Elon Musks zweite Klage gegen OpenAI, in das er über 50 Millionen Dollar investiert hatte, ist womöglich nicht das größte Problem des Unternehmens. Eine weitaus größere Bedrohung geht von staatlichen Regulierungen aus, da diese mehr Macht besitzen als der zukünftige Billionär.
Laut einem aktuellen Bericht von Fortune wird es schwerwiegende Konsequenzen haben, wenn die Regierung beschließt, die Umwandlung von OpenAI von einer gemeinnützigen Organisation in eine Public Benefit Corporation zu untersuchen.
Da OpenAI sich von einer gemeinnützigen Organisation zu einem gewinnorientierten Unternehmen wandelt, könnte es unter Druck geraten, seine Einhaltung der Gemeinnützigkeitsgrundsätze zu erklären. Laut Steuerexperte Luís Calderón Gómez sollte OpenAIs größtes Problem diese Umstrukturierung sein, nicht Musks Klage.
Das Dualmodell von OpenAI hat Kontroversen ausgelöst

Der Vorstandsvorsitzende von OpenAI, Bret Taylor, erklärte, die gemeinnützige Organisation werde ihren Aufgaben nachkommen, damit das Unternehmen weiterhin erfolgreich sei und seinen Zweck erfülle. Taylor sagte außerdem, im Falle einer Umstrukturierung werde die gemeinnützige Organisation sicherstellen, dass sie einen fairen Wert für ihre Beteiligung an dem gewinnorientierten Unternehmen OpenAI Global erhalte, dessen Wert derzeit auf 157 Milliarden US-Dollar geschätzt wird.
Die Organisationsform von OpenAI ist ein duales Modell, das erstmals im Gesundheitswesen angewendet wurde, um angeschlagenen Kliniken zu helfen, sich mit gewinnorientierten Unternehmen zusammenzuschließen, ohne dabei ihre gemeinnützige Trägerschaft zu verlieren.
Dies hat Kontroversen ausgelöst, da einige gemeinnützige Organisationen angeblich mehr Geld einnehmen, als sie für Bedürftige ausgeben.

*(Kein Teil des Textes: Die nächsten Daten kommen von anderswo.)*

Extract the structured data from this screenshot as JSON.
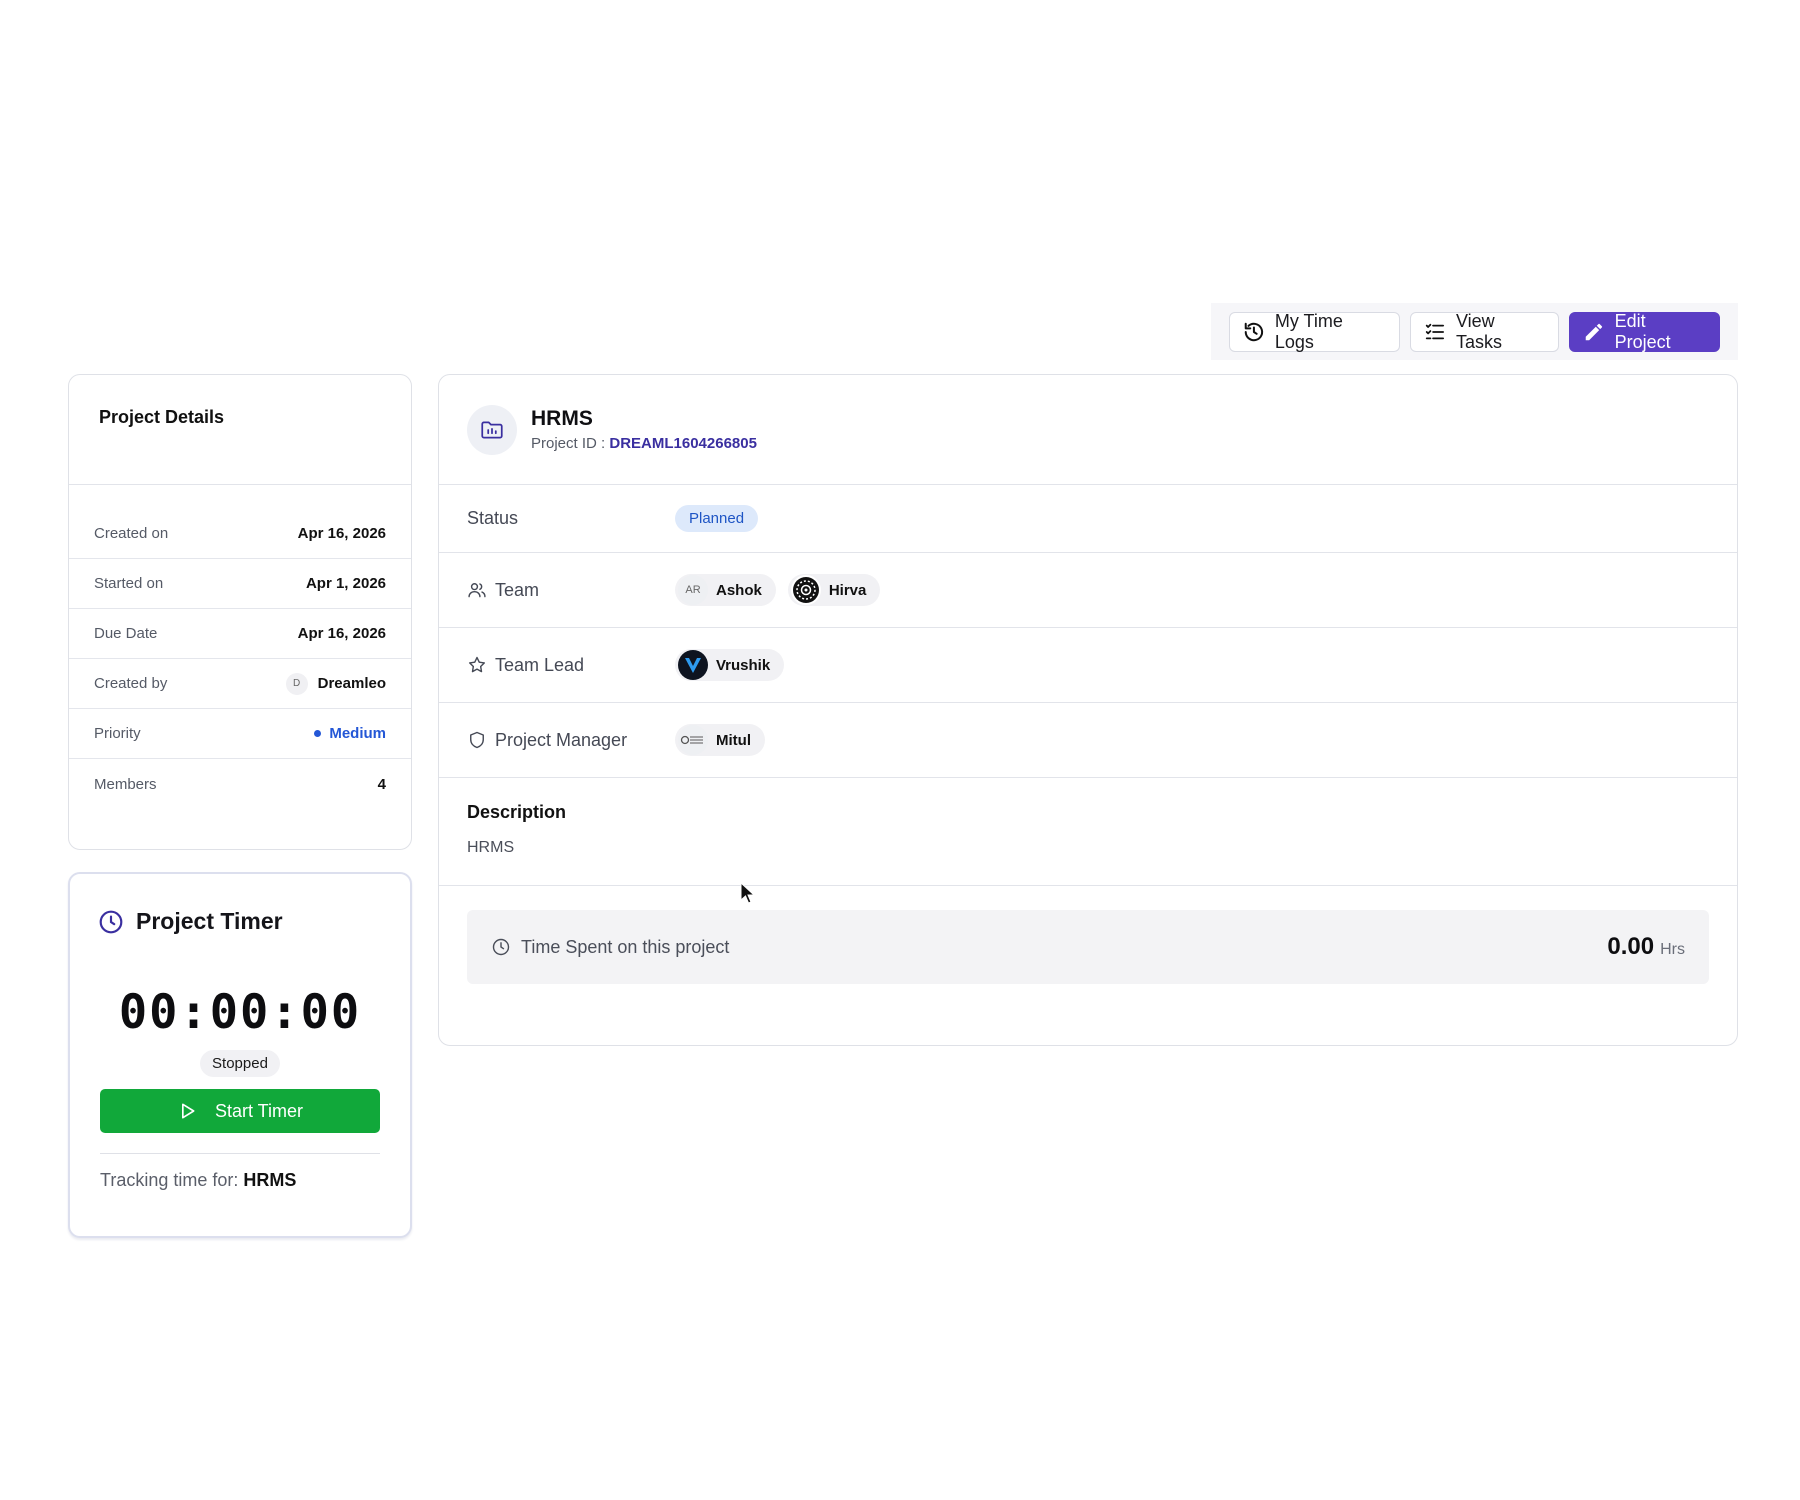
{
  "toolbar": {
    "time_logs_label": "My Time Logs",
    "view_tasks_label": "View Tasks",
    "edit_project_label": "Edit Project"
  },
  "details": {
    "title": "Project Details",
    "rows": [
      {
        "label": "Created on",
        "value": "Apr 16, 2026"
      },
      {
        "label": "Started on",
        "value": "Apr 1, 2026"
      },
      {
        "label": "Due Date",
        "value": "Apr 16, 2026"
      },
      {
        "label": "Created by",
        "value": "Dreamleo",
        "avatar": "D"
      },
      {
        "label": "Priority",
        "value": "Medium"
      },
      {
        "label": "Members",
        "value": "4"
      }
    ]
  },
  "timer": {
    "title": "Project Timer",
    "display": "00:00:00",
    "state": "Stopped",
    "start_label": "Start Timer",
    "tracking_prefix": "Tracking time for:",
    "tracking_project": "HRMS"
  },
  "project": {
    "name": "HRMS",
    "id_label": "Project ID :",
    "id_value": "DREAML1604266805",
    "status_label": "Status",
    "status_value": "Planned",
    "team_label": "Team",
    "team": [
      {
        "initials": "AR",
        "name": "Ashok"
      },
      {
        "initials": "",
        "name": "Hirva"
      }
    ],
    "lead_label": "Team Lead",
    "lead": {
      "name": "Vrushik"
    },
    "manager_label": "Project Manager",
    "manager": {
      "name": "Mitul"
    },
    "description_title": "Description",
    "description": "HRMS",
    "time_spent_label": "Time Spent on this project",
    "time_spent_value": "0.00",
    "time_spent_unit": "Hrs"
  },
  "colors": {
    "primary": "#5b3ec4",
    "success": "#11a83a",
    "priority": "#2457d6",
    "status_bg": "#dde9fb"
  }
}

Kritiker argumentieren, dass Führungsprobleme entstehen, weil die Öffentlichkeit gemeinnützige Organisationen weiterhin als kleine Wohltätigkeitsorganisationen wahrnimmt, die nicht in der Lage sind, Milliarden von Dollar an Vermögen und Partnerschaften zu verwalten.
Der kommerzielle Zweig von OpenAI ist mit 157 Milliarden US-Dollar der wertvollste
Der Entwickler der GPT-Modelle wird von großen Unternehmen wie Microsoft, Khosla Ventures und Reid Hoffman unterstützt, was zu einer Unternehmensbewertung von 157 Milliarden US-Dollar führt.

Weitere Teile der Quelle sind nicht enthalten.